Hiç kuşkusuz olayların böyle sürmesi karşısında Türkiye’nin ne yapacağıdır. Bugünkü yazımızda “Türkiye Musul ve Kerkük’e girebilir mi?” sorusuna yanıt arayacağız. Ayrıca Türkmen yetkililerinin bu olayları nasıl değerlendirdiğine göz atacağız. Sözde dostumuz ve müttefikimiz Amerika’nın tutumunu ortaya koyup, olayları analiz etmeye çalışacağız, buyurun:
”Türkmeneli, Irak üniter devlet yapısı içerisinde Türkmen topraklarıdır. Bu konuda haddini bilmeyenlere hadleri bildirilmelidir. Başika’daki Türk Askerleri takviye edilirken, özel birlikler, Türkmeneli’ndeki önemli merkezlerde Türkmen fedailerle konuşlanmalıdır. Artık olay açıktır. Irak’taki Türkmenler hedef alınarak Türkiye tehdit edilmektedir. Türkiye bu tehdide fiili karşılık vermelidir. Dünden bugüne Türkmeneli’nde Şehit düşen insanlarımıza ve şu anda PKK, İŞİD, Peşmerge terörü saldırısı altında. Baskı ve saldırı altındaki Türkmen kardeşlerimizle dayanışmayı en yüksek noktaya çıkarmalıyız. Türkmeneli Türkmen nüfusu ve Türkmen topraklarını savunmak Türkiye Cumhuriyetini ve Türk Dünyasını savunmaktır.

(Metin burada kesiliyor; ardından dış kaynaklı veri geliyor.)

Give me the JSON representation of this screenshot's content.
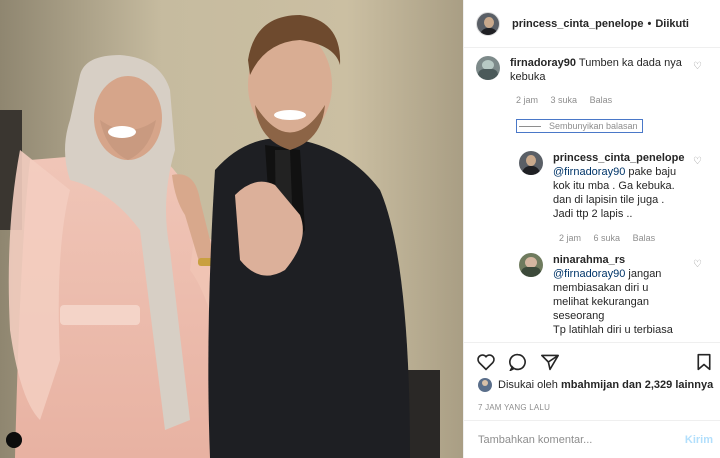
{
  "header": {
    "username": "princess_cinta_penelope",
    "separator": "•",
    "follow_label": "Diikuti"
  },
  "comments": [
    {
      "user": "firnadoray90",
      "text": "Tumben ka dada nya kebuka",
      "time": "2 jam",
      "likes": "3 suka",
      "reply": "Balas"
    },
    {
      "hide_replies": "Sembunyikan balasan"
    },
    {
      "user": "princess_cinta_penelope",
      "mention": "@firnadoray90",
      "text": "pake baju kok itu mba . Ga kebuka. dan di lapisin tile juga . Jadi ttp 2 lapis ..",
      "time": "2 jam",
      "likes": "6 suka",
      "reply": "Balas"
    },
    {
      "user": "ninarahma_rs",
      "mention": "@firnadoray90",
      "text": "jangan membiasakan diri u melihat kekurangan seseorang",
      "text2": "Tp latihlah diri u terbiasa"
    }
  ],
  "likes": {
    "prefix": "Disukai oleh",
    "user": "mbahmijan",
    "rest": "dan 2,329 lainnya"
  },
  "time_ago": "7 JAM YANG LALU",
  "add_comment": {
    "placeholder": "Tambahkan komentar...",
    "send_label": "Kirim"
  },
  "colors": {
    "link": "#003569",
    "send_disabled": "#b2dffc",
    "meta": "#8e8e8e",
    "highlight_border": "#4a78c8"
  },
  "icons": [
    "heart-icon",
    "comment-icon",
    "share-icon",
    "bookmark-icon",
    "carousel-indicator-icon"
  ]
}
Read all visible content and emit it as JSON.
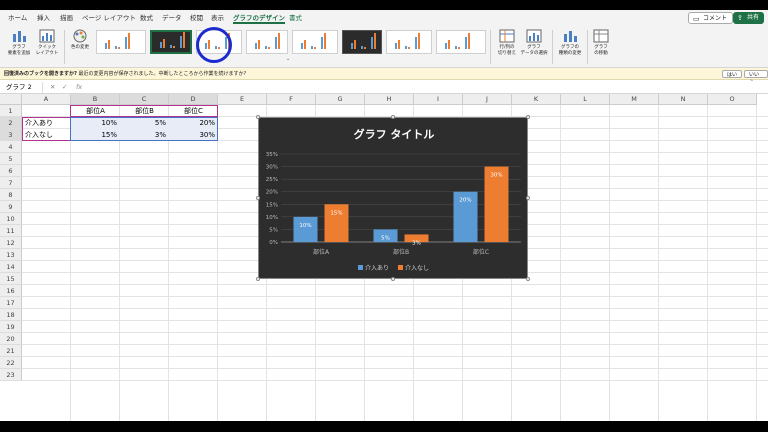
{
  "tabs": [
    {
      "label": "ホーム",
      "active": false
    },
    {
      "label": "挿入",
      "active": false
    },
    {
      "label": "描画",
      "active": false
    },
    {
      "label": "ページ レイアウト",
      "active": false
    },
    {
      "label": "数式",
      "active": false
    },
    {
      "label": "データ",
      "active": false
    },
    {
      "label": "校閲",
      "active": false
    },
    {
      "label": "表示",
      "active": false
    },
    {
      "label": "グラフのデザイン",
      "active": true
    },
    {
      "label": "書式",
      "active": false
    }
  ],
  "comment_label": "コメント",
  "share_label": "共有",
  "ribbon": {
    "add_element": "グラフ\n要素を追加",
    "quick_layout": "クイック\nレイアウト",
    "change_colors": "色の変更",
    "switch_row_col": "行/列の\n切り替え",
    "select_data": "グラフ\nデータの選択",
    "change_type": "グラフの\n種類の変更",
    "move_chart": "グラフ\nの移動"
  },
  "infobar": {
    "bold": "回復済みのブックを開きますか?",
    "text": "最近の変更内容が保存されました。中断したところから作業を続けますか?",
    "yes": "はい",
    "no": "いいえ"
  },
  "name_box": "グラフ 2",
  "fx_label": "fx",
  "columns": [
    "A",
    "B",
    "C",
    "D",
    "E",
    "F",
    "G",
    "H",
    "I",
    "J",
    "K",
    "L",
    "M",
    "N",
    "O"
  ],
  "rows": [
    "1",
    "2",
    "3",
    "4",
    "5",
    "6",
    "7",
    "8",
    "9",
    "10",
    "11",
    "12",
    "13",
    "14",
    "15",
    "16",
    "17",
    "18",
    "19",
    "20",
    "21",
    "22",
    "23"
  ],
  "table": {
    "headers": [
      "部位A",
      "部位B",
      "部位C"
    ],
    "rows": [
      {
        "label": "介入あり",
        "values": [
          "10%",
          "5%",
          "20%"
        ]
      },
      {
        "label": "介入なし",
        "values": [
          "15%",
          "3%",
          "30%"
        ]
      }
    ]
  },
  "colors": {
    "accent": "#1e7145",
    "series1": "#5b9bd5",
    "series2": "#ed7d31",
    "chart_bg": "#2d2d2d",
    "annotation_circle": "#1c2bd0"
  },
  "chart_data": {
    "type": "bar",
    "title": "グラフ タイトル",
    "categories": [
      "部位A",
      "部位B",
      "部位C"
    ],
    "series": [
      {
        "name": "介入あり",
        "values": [
          10,
          5,
          20
        ],
        "labels": [
          "10%",
          "5%",
          "20%"
        ]
      },
      {
        "name": "介入なし",
        "values": [
          15,
          3,
          30
        ],
        "labels": [
          "15%",
          "3%",
          "30%"
        ]
      }
    ],
    "yticks": [
      "0%",
      "5%",
      "10%",
      "15%",
      "20%",
      "25%",
      "30%",
      "35%"
    ],
    "ylim": [
      0,
      35
    ],
    "legend": "bottom",
    "grid": true
  }
}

Bu konuda değişik katkılarla bunu fiiliyata dönüştürmek için başta Türkiye ve yurtdışında yasayan biz Türkler olarak ve tüm Türk Dünyası’nın fertleri olarak acil seferberlik ilan etmeliyiz. Türkiye, Azerbaycan, KKTC ve diğer Türk Cumhuriyetleri ve dostları bu konuda şimdi elinden geleni yapmalıdır yarın değil. Vakit tamamdır! Şimdi Ses ver Türk Cumhuriyetleri ve Türk Dünyası,”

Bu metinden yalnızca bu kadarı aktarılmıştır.